The Carlow town girl is a sports scholarship student at George Mason University, just outside of Washington DC, where she is studying kinesiology.
However, her college year and her athletic season grind to a halt at the end of March, allowing her to make an unexpected return to home soil for the time being.
“We went to practice on the Tuesday before St Patrick’s Day and we trained as normal. Then we were told on the Wednesday that the university was shutting until the beginning of April. On Thursday we went to practice as normal but we were told that they had just cancelled all spring sports.”
By that weekend they had told all students to leave the campus, but international students were allowed to stay. Síobhra was torn about what to do.
“Suddenly you’re in an apartment with no-one around and no training.

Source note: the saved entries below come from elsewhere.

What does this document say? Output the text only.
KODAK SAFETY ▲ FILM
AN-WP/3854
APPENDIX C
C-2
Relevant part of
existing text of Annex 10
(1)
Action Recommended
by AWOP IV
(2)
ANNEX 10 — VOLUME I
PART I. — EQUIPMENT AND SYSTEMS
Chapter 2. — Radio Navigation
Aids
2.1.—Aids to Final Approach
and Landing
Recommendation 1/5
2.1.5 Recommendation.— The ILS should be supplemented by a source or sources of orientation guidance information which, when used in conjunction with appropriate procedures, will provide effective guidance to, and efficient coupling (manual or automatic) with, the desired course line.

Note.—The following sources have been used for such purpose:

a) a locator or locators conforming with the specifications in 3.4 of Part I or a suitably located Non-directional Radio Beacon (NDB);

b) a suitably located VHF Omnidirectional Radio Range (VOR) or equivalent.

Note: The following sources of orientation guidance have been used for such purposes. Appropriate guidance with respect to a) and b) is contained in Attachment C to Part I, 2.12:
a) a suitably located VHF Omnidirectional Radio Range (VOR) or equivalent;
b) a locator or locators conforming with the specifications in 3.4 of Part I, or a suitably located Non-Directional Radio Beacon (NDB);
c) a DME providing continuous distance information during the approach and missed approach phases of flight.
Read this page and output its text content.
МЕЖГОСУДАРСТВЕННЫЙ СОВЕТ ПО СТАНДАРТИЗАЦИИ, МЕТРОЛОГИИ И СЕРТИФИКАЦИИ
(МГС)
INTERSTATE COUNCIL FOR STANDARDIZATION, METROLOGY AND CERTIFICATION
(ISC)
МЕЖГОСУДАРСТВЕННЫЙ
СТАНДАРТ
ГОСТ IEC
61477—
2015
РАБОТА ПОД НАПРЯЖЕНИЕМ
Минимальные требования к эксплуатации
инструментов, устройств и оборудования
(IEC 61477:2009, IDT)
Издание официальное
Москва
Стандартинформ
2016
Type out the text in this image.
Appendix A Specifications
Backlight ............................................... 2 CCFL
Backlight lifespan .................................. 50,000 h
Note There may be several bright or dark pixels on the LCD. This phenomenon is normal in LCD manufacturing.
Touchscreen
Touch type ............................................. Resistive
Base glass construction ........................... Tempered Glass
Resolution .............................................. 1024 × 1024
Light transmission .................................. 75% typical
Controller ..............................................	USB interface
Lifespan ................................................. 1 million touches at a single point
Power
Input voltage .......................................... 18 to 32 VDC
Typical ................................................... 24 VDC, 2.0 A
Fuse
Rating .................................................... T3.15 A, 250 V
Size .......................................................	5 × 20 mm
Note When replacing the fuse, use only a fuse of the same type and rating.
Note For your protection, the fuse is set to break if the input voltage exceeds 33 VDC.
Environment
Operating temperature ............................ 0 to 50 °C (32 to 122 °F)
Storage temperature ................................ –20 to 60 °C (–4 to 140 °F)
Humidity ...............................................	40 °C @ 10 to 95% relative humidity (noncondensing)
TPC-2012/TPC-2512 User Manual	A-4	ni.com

I was still humming and hawing because we were still officially due back on April 3rd at that stage. So if I had come home, with the travel ban, I would not have been able to go back.
“But on the Monday they confirmed that the rest of the semester was gone so I got a flight back home on the Tuesday. I was lucky enough.”
The speed with which everything changed took her by surprise.
“A week before that, I could never have imagined being back in Carlow, but suddenly there was a cascade of events,” she says.
Síobhra has been enjoying her time in the US. Since making the Irish U23 team for the European Cross-Country Championships in December of 2018, she continued to make progress and ran a 10k personal best time last April.
Academically, Síobhra has also excelled and in February she received the prestigious Peter N Stearns Provost Scholars Award which recognises student athletes who have achieved a grade point average of 3.75 or better. Síobhra has scored a top 4.0 GPA every term since she started at George Mason University in 2018.
“I try to control what I can,” Síobhra says. “In athletics you can put in a lot and not get what you want out of it.
But academically, I focus on what I can control and it has been going well, for sure.”
Meanwhile, she’s studying for her upcoming exams which she will be able to sit online in May and she’s also managing to get out on the roads for some training ahead of what she hopes will be a return to the US athletic season in August.
“I live in Oak Park so I have quieter roads to go around,” she says. “Endurance athletes are in a better situation than jumpers or throwers or sprinters who require a track to do proper training. But for me it’s been fine running within the two-kilometre radius. In some countries people are locked down inside their houses, so we’re fortunate in some ways that we can still get out for a walk or a run.”